Его лицо было совсем близко. Такое простое, обычное лицо, открытое, еще каких-то пару месяцев назад на такого мужчину я бы едва обратила внимание, да что там, будем честными – совсем бы не обратила. Когда Катька Леонова в благородном порыве устроить мою личную жизнь пыталась знакомить меня с такими вот правильными мужиками, я всегда очень быстро сливалась, отмахиваясь и отшучиваясь, мол, что вы, что вы, это герой не моего романа. А теперь стояла напротив Пашки, обычного в общем-то Пашки, и рассматривала его так, словно он был самым драгоценным подарком, который когда-либо преподносила мне жизнь.
– Господи, – пробормотала я и отпустила наконец его руку. До меня неожиданно дошло. Тогда, в его квартире, когда безумная Ксения стояла перед нами, наставив пистолет, ведь… Мое сердце сжалось. Пашка! Пашка, закрывающий меня собой, он ведь должен был погибнуть первым. Из-за меня. Из-за всей этой нелепой вереницы случайных, дурацких обстоятельств. Из-за того, что он по кой-то фиг притащил меня в Питер. Из-за того, что попросил ему помочь, а я, как обычно, наворотила дел, попадая, как последняя дура, в идиотские ситуации, из-за того, что… Господи, это же все из-за меня. Я со всей силы зажмурилась, испугавшись, что сейчас разревусь.
– Яна…
Я открыла глаза и уставилась на Пашку. Налетевший внезапно порыв ветра, холодного, по-мартовски колкого и по-питерски противного, взъерошил его светло-русые волосы, которые мягкой волной упали ему на лоб, а он их не убирал, даже не делал попытки убрать. Просто стоял и смотрел, немного растерянно и близоруко щуря глаза за стеклами очков. Где-то там, из глубины на меня смотрел маленький Павлик, щуплый и невзрачный, но уже совсем далеко, потому что человек, стоявший сейчас рядом со мной, не был маленьким мальчиком. Это был взрослый мужчина. Настоящий мужчина, надежный, сильный, спокойный. Который однажды просто берет и закрывает тебя собой. Просто… вот так…
– Я тебя люблю! – выпалила я.
И нелепый вихрь, состоящий из обжигающего питерского ветра, и холодного северного солнца, и из мокрого снега, и из грязи под ногами, словом из всего, из чего и состоит этот ужасный Питер, который я всегда ненавидела и который сейчас любила всей душой, потому что он был неотделим от Пашки – весь этот вихрь, казалось, подхватил меня и закружил в диком, необузданном танце…
– Что?
Недоуменный Пашкин голос вернул меня на землю. Заставил наконец очнуться. Справа краснела кирпичная стена больницы. Под ногами хлюпало. Сверху опускались ранние питерские сумерки.

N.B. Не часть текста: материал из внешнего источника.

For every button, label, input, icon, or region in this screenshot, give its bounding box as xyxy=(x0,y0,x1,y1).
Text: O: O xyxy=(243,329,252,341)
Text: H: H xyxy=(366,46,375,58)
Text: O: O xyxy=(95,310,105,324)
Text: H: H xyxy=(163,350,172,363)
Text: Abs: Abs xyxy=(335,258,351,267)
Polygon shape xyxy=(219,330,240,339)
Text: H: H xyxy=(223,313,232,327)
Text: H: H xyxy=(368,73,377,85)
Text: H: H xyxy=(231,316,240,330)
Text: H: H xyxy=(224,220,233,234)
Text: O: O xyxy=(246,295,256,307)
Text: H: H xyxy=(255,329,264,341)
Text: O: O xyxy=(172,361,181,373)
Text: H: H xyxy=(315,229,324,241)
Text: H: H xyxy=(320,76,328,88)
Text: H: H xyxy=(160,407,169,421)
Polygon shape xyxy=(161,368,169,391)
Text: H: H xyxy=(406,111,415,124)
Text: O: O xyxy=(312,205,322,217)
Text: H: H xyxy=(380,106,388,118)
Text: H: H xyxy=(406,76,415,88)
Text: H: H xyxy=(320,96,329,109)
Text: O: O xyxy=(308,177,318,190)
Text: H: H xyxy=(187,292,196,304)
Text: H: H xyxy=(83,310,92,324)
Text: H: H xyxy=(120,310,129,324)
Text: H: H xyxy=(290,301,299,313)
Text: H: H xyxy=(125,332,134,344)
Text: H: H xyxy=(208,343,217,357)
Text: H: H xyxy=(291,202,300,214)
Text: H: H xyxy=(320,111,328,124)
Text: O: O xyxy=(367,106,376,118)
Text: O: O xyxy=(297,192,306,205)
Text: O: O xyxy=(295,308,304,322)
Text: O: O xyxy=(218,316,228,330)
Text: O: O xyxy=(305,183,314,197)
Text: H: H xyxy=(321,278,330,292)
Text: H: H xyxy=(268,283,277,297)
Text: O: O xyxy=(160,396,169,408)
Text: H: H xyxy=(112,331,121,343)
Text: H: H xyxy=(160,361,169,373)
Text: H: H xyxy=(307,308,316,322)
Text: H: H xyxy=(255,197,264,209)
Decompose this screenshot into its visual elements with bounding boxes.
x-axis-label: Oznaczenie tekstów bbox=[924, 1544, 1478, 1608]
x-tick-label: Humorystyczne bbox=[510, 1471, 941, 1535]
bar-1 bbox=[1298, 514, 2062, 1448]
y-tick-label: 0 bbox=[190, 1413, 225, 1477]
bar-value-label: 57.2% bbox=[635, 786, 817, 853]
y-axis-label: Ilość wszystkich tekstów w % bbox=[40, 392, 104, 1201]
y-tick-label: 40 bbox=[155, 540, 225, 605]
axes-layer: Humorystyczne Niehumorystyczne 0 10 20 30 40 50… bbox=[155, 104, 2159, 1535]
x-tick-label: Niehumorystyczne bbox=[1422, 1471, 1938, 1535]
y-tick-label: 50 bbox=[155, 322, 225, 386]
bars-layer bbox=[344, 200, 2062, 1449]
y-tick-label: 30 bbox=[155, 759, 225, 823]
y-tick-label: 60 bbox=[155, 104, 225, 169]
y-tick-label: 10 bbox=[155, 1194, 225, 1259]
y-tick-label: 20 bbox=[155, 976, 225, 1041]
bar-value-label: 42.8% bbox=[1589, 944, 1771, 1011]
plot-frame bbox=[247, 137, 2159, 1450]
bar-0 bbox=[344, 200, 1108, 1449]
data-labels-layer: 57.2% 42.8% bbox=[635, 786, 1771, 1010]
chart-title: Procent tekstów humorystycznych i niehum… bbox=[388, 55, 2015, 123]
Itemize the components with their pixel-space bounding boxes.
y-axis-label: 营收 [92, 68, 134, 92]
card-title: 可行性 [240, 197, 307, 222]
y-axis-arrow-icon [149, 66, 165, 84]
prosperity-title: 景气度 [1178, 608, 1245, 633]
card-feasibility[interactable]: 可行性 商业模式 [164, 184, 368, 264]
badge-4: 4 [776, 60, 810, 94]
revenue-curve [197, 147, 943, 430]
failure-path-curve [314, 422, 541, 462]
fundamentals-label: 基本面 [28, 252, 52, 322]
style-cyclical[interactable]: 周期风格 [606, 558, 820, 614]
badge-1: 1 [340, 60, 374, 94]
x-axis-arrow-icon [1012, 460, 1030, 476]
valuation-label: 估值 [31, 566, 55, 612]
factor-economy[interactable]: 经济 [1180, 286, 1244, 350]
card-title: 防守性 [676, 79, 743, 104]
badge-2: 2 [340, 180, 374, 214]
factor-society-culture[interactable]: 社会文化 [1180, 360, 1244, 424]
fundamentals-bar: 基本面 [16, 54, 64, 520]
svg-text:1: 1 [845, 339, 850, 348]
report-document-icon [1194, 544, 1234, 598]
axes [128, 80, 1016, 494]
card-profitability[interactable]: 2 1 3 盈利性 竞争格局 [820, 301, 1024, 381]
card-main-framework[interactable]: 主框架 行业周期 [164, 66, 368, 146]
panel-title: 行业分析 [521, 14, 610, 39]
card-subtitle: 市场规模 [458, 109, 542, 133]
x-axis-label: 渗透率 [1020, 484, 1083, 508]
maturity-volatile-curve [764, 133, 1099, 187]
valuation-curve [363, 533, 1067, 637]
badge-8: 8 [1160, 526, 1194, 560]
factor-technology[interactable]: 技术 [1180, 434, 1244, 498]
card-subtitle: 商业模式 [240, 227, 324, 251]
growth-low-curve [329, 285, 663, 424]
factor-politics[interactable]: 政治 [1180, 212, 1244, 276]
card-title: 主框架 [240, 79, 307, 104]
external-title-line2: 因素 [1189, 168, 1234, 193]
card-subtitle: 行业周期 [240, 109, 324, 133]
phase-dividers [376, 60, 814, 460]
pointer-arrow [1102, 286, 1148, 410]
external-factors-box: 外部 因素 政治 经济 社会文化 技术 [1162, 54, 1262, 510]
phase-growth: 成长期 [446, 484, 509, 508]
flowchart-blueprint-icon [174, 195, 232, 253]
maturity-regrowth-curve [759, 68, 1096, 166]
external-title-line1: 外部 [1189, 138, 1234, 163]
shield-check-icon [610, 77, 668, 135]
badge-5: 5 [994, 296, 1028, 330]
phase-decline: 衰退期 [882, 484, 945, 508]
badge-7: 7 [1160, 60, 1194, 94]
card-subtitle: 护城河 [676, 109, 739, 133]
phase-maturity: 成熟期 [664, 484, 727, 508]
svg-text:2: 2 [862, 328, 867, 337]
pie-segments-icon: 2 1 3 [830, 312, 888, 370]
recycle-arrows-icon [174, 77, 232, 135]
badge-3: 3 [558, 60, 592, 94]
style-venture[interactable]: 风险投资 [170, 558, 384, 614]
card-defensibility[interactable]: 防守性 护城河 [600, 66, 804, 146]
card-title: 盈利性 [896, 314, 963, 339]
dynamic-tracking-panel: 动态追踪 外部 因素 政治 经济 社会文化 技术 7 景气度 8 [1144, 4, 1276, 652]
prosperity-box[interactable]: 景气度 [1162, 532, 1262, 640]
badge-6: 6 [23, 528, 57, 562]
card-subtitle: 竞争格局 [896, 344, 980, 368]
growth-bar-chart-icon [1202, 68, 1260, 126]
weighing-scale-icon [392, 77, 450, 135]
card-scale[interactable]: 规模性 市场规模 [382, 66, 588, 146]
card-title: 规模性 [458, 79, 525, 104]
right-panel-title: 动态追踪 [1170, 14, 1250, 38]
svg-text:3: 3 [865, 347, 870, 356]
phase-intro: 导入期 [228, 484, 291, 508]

– Ничего, я так… забудь, – я отступила от Пашки. – Пойдем к машине. Уже поздно и холодно. И вообще, ты, наверно, голодный, ты же с работы…
Я несла какую-то ахинею, отворачивая от Пашки лицо, которое горело и пылало. Мне отчаянно не хотелось, чтобы он видел мое смущение и пятна эти красные, и злые слезы, выступившие на глазах.…
– Яна, погоди, – он схватил меня за руку. – Погоди. То, что ты сейчас сказала, это…
– Да ничего я не говорила. Это я не тебе, черт… – я запнулась и упрямо наклонила голову.
– Понимаешь, то, что ты сказала, это… ну тебе кажется, что ты… а на самом деле, – Пашка запутался в своих словах. Замолчал, потом набрал полную грудь воздуха и выпалил. – На самом деле ты меня не любишь. Просто вся эта история, она тебя вымотала. Тебе кажется, что я какой-то там герой, а я ведь не герой, так… обыкновенный мужик. Как все, понимаешь, Ян? Даже все что у меня есть, это отчасти, потому что повезло, а отчасти, потому что я только и делаю, что впахиваю. У меня же нет каких-то талантов, чтобы раз и все сразу получалось. Ну за что там меня любить-то? Вот Стас…
– Стас? – зло перебила я его. – Какой там талант был у твоего Стаса? Баб в койку укладывать? И все? Ах да! Еще талант гадить лучшему другу. Талант завидовать. Талант все опошлять. Талант сделать так, чтобы человек… чтобы мужчина, которого я считаю самым лучшим, самым… черт, просто самым… Так вот, чтобы этот мужчина стоял сейчас передо мной и говорил, что его, мол, не за что любить. А вот мне плевать, что там этот Стас пытался тебе внушить. И на него самого плевать!
Я подняла на Пашку лицо, и мне было уже абсолютно все равно, что слезы, ничем не сдерживаемые, катились по моему лицу, оставляя, наверно, некрасивые дорожки от размазанной туши. И Пашка все это видел. Смотрел на меня, плачущую, некрасивую, с опухшим носом, широко раскрыв глаза.